Writer’s Spotlight: David Veatch
David
Veatch grew up in central Iowa in a small town called Mitchellville, He did
plays through his homeschool co-op, and and says that’s where he caught the
bug. He got to direct a play his senior year of high school when he decided he was
going to do theater. He said, “I did my first play through my church with one
line when I was five years old.” When he was nine, he went to his school's play
and decided, “I'm going to write a play,”.
Veatch
said, “The first play I ever wrote was about a bunch of astronauts who sent
their boyfriends up to space, and then they blew up the rocket ship
because they were mad at them. So I had really heavy things on my mind as a
kid, clearly.”
“I
was always creating and thinking up stories, and just writing things in like a
Google doc or a Word doc, but then I came to school at Bob Jones and was like, ‘I'm
going to learn to write and really dive in.’”
His freshman
year of college, he wrote his first serious play and had a cold read for his
friends. “That was a really big moment for me as a writer where I was like, ‘okay,
I love doing this and kind of creating, even if it's within a university
setting.’”
Veatch’s
first fully realized production was a play for his thesis in 2021, called Operation
Turkey Lurkey. He was supposed to have a play done the year before, but we all
know what happened in 2020.
Veatch
also talked about a play he had in his MFA program. one of my classmates runs a
theater. She was like, ‘I want to produce this at this winter festival we're
going to,’ and then that won that festival. I didn't know it was a contest
until after the fact. She was like, ‘oh, yeah, we won.’ I was like, ‘won what?’
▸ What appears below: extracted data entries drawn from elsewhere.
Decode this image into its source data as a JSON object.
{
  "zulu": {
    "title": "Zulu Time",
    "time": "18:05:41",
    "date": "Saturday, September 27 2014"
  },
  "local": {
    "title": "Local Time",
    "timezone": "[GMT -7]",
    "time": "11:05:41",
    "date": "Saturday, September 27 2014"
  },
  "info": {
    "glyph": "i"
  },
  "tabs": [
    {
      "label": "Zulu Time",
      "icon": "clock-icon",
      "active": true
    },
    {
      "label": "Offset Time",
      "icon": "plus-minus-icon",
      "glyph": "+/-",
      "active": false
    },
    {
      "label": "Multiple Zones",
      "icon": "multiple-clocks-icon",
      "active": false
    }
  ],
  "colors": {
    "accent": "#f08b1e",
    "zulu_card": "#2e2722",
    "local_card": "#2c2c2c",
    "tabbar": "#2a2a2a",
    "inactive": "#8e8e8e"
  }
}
So now we're taking that play to SCTC, which I'm really excited about.”
The
play is called 20-Something Teenager. It's about a married couple in a
kind of dystopian, not-so-far-away future who want to have a kid. Veatch said
that “It was really well-received because it was really funny. It has a good
heart about found family, and family doesn't have to look like just a mother,
father, and a child that they create. It can be a person who needs a home.”
Veatch
said that the play has been very well-received and impactful. The people who
have been in the play have all reached out to him saying, “Thank you for
writing something so sweet but also so funny, in a time when we're all kind of
in a very polarized world of one side versus the other.”
Veatch
struggles with dyslexia which has made things a little bit more difficult. He says
that a good spellcheck and a good editor are two necessities when he’s writing.
Another struggle for Veatch has been coming from a background that isn’t interested
in the arts and doesn’t foster creativity. He says that it’s common for Bob
Jones University students to come from that background and to have to work to
overcome that lack of education and opportunity they’ve had for however many
years.
One
of Veatch’s favorite projects so far was a recent production called What's
Haunting You. “It's a little ghost story and the team was amazing. All of
them worked really hard. It was my favorite process thus far because I didn't
have to do anything. I wrote the play. I got to be the playwright. I got to
make edits to the play, but then I didn't have to do any of the producing.”
Current
projects that he’s working on include the thesis for his MFA, a television pilot
about a boy band and a workshop of a solo show. He said, “Part of my writing
process is to really use my writing as a philosophical check-in in a lot of
ways, whether that's religiously or just my philosophy of life. I like to ask
the questions in my plays that I am grappling with. I like to write things that
make me a little uncomfortable, because they kind of expose this part of me. My
solo show is kind of a deconstruction and reconstruction of Christianity in my
own life.”
One
of the things that he always looks for in writing is “where’s the voice of the
person writing it and are they being truthful?” Veatch challenges himself to write
scripts that get to the heart he really wants to explore and think about, even
if it’s with a comedic frame.
He
says that writing has changed his relationship with himself in a lot of ways.
He doesn’t consider himself a funny person but has incorporated humor into his
work because it receives the best response from audiences. It’s also helped him
figure out what he likes and dislikes. As well as what he can and can’t write.
His
advice for aspiring playwrights is to read plays and not just old plays. You
often have to read Shakespeare and other old plays in classes and those are important,
but you should be reading new plays, because reading plays that are current and
contemporary helps you see where you want to fit.